Surface exposure is a key characteristic for an effective antigen. Although OmpL1 may be an outer membrane protein according to previous reports, the precise localization of OmpL1 still remained unclear. Leptospires possess both inner and outer membranes, but only the proteins expressed in the outer membrane are capable of interacting with the host immune system. To begin to characterize the localization, we used the prokaryotic recombinant expression technique to obtain a large amount of homogeneous OmpL1 proteins for preparation of immunoresponsive antisera from rabbits. Visualization by immuno-electron microscopy using anti-OmpL1 anti-sera confirmed that OmpL1 is located at the surface of the outer membrane of leptospires. MAT is a standard method for serodiagnosis of leptospirosis and serological classification of leptospires, for which live leptospiral cells are typically used . In this study, we used MAT to examine cross-immunoagglutination among the antisera from rOmpL1 proteins and a large number of strains belonging to different pathogenic leptospiral serogroups/serovars. The results indicated that there is extensive cross-immunoagglutination between the different ompL1 gene types of pathogenic leptospiral strains and the OmpL1 antisera, and not surprisingly, the highest agglutination was observed between antisera from the same ompL1 gene types as the leptospiral strains. Furthermore, ELISA results revealed that OmpL1s-specific antibodies are produced in all the sera from leptospirosis patients, and the trends in cross-immunoreactivities in the different ELISA tests are also similar to those of MAT.
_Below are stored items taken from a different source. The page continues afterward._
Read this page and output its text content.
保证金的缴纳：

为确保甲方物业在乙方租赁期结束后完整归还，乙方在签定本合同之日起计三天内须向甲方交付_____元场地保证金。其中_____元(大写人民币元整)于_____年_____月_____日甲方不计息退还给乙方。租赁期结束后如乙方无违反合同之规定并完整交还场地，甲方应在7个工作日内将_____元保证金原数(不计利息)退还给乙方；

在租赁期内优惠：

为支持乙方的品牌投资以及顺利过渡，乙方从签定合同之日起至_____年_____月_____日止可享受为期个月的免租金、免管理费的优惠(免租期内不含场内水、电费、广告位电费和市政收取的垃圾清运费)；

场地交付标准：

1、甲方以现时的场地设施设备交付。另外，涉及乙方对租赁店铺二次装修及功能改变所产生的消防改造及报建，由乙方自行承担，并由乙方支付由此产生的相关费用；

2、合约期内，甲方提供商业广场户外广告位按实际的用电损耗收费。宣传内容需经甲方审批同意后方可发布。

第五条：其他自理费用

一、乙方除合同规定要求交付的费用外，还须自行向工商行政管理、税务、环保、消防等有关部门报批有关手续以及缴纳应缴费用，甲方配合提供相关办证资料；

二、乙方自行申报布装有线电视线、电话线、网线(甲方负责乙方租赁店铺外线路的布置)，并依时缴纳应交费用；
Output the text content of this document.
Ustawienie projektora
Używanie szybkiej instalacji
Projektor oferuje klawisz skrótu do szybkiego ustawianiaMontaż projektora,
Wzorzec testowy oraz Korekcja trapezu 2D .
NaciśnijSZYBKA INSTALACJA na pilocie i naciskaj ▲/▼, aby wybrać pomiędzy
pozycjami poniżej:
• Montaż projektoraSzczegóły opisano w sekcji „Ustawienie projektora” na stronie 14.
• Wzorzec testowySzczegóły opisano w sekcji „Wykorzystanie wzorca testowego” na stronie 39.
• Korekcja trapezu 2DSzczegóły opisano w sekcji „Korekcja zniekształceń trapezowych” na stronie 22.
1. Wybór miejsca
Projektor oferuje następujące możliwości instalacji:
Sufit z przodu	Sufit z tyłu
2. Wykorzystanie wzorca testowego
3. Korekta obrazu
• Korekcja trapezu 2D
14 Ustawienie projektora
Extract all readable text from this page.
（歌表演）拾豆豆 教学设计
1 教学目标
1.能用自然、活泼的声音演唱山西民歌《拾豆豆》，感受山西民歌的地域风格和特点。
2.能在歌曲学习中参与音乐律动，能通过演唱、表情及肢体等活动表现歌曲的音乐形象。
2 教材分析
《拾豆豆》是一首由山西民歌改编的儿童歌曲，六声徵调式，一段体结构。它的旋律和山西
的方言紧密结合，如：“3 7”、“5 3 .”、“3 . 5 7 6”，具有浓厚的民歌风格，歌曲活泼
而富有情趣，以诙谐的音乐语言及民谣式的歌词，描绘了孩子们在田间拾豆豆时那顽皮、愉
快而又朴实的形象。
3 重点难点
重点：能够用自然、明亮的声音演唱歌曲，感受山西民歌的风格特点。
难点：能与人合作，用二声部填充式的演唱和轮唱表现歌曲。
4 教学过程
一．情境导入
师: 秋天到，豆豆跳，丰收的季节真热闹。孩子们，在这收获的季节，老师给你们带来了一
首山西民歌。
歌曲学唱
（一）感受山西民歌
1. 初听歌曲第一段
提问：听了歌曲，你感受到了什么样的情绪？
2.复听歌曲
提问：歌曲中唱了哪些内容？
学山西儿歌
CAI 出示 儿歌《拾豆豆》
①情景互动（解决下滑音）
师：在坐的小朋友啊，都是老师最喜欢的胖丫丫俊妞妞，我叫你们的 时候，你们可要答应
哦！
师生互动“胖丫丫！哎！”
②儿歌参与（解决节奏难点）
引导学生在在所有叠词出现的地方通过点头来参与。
At least 75 serovars of pathogenic leptospires belonging to 18 serogroups have been found to date in China, but only a few of them frequently cause leptospirosis. According to the annual reports on leptospirosis from Chinese CDCs, L. interrogans serogroup Icterohaemorrhagiae serovar Lai is the most dominant pathogenic leptospires, responsible for approximately 75% of the morbidity in the Country. The other pathogenic leptospires causing leptospirosis are the Grippotyphosa, Autumnalis, Australis, Pomona and Hebdomadis serovars [3, 11, 25]. Our study showed that all the 163 clinical strains of different pathogenic Leptospiral serogroup/serovars belong to either the ompL1/1 or ompL1/2 group (data not shown). Thus, we conclude that leptospires from the ompL1/1 and ompL1/2 groups are the most prevalent strains in China.
In this study, immunization with either rOmpL1/1, rOmpL1/2 or rOmpL1/3 proteins could enhance significantly survival of guinea pigs lethally challenged with pathogenic Leptospira species (Table 5). The immunoprotective rates in the groups, in which animals received a rOmpL1 for immunization and challenge with the same ompL1 gene type, appeared to be higher than those being challenged with different ompL1 gene types.
In a previous study , we found L. interrogans serovar Lai strain Lai could adhere to macrophages, and we here show that adherence to macrophages could be blocked with antisera against any of the rOmpL1 proteins, confirming cross-immunogeniCity of OmpL1 proteins from the three different groups. All these data collectively suggest that OmpL1 is likely a genus-specific antigen.